I agree with you on this point. But how does Mozilla's initiative prevent parents from filtering what type of content their children are allowed to be exposed to online or asserting control over this activity?
I would first argue that this is more than anything a responsibility of the parent - unsupervised internet browsing by children should not really be happening and no technology can save people (children included) from themselves/mistakes/curiosity/etc. as efficient as education can. If the children are too young they won't care that their browsing is filtered, if they are old enough to be knowledgeable about this kind of stuff they will likely find a way to circumvent filtering.
Second, surely, Mozilla can make the DoH functionality optional and, together with other local access & filtering measures, you can probably put in place a system that works for this case. You're again correct that it’s easier to manage this at a network level, but private DNS doesn't automatically impede us to do so, albeit it forces our hands to do so differently if the user can't decide for himself when to use it.
Third, if enough demand will appear for such a feature (i.e. to allow parents to filter browsing for children), I am confident that paid or even free solutions will emerge to address it.
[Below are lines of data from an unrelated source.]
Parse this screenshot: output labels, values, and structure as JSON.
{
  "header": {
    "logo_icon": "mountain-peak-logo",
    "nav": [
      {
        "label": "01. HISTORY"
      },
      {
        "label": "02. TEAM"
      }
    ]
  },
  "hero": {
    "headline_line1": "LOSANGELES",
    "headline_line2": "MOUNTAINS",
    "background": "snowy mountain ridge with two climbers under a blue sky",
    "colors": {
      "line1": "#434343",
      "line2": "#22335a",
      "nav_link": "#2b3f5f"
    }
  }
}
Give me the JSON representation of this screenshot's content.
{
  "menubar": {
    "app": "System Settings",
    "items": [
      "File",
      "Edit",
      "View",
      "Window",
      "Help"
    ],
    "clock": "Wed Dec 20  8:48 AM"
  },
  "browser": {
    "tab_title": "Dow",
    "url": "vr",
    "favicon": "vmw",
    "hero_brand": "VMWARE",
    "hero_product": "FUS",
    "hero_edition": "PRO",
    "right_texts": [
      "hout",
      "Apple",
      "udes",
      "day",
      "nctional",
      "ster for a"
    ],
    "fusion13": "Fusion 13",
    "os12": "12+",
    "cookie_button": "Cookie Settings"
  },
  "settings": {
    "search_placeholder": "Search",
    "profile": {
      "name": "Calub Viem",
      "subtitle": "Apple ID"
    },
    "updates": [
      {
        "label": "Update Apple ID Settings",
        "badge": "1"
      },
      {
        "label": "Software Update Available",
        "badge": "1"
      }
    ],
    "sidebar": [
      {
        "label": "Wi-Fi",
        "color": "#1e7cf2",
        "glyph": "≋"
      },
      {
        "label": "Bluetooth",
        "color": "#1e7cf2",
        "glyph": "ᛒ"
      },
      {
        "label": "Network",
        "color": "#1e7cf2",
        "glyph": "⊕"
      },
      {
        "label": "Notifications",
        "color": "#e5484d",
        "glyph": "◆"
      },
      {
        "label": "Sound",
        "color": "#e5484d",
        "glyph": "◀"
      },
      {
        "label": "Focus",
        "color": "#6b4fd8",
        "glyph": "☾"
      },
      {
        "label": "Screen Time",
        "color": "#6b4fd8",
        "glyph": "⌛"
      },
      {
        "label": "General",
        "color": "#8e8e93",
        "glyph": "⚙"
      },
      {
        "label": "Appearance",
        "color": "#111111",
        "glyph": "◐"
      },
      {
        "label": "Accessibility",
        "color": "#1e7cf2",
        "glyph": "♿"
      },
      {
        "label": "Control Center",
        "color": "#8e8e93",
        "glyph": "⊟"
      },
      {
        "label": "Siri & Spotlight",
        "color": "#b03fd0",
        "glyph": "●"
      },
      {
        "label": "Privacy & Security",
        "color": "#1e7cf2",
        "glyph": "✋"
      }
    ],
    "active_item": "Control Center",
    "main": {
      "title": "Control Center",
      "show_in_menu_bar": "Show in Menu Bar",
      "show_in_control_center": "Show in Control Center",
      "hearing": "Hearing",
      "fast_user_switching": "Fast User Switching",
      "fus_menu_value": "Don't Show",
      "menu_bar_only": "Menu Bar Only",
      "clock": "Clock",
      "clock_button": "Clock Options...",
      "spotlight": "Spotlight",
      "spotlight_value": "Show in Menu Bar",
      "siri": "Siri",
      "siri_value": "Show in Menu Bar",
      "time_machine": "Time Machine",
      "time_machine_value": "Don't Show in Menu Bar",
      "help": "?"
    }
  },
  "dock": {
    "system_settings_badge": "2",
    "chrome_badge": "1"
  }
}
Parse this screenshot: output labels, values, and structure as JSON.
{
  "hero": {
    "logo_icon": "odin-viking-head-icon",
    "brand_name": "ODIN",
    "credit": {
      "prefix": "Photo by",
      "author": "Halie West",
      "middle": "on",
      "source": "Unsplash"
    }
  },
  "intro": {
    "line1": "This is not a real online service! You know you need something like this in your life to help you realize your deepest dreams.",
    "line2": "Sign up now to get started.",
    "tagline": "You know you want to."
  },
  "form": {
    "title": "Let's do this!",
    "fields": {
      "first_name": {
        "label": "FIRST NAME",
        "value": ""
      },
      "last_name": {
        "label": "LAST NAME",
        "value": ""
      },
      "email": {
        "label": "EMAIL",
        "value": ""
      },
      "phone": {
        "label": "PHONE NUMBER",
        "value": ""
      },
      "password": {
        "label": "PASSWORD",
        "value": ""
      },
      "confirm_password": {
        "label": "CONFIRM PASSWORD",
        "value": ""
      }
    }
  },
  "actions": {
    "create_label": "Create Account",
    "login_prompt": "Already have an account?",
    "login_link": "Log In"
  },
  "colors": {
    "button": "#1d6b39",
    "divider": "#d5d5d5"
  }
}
The way I see it, users should not concede control to browser vendors, especially if they are Google, but also if they are governments. I argue that we should trust our (democratic)governments with many things, but not with the guarantee that they will always work in the public interest. We need mechanisms to ensure they're always kept in check _before_ things go south.
> If Mozilla or Google start shipping browsers that use their own DNS privacy resolvers, it’s a power play.
That's quite true and a reasonable point that I think needs addressing in a meaningful way. What we should have is more user control.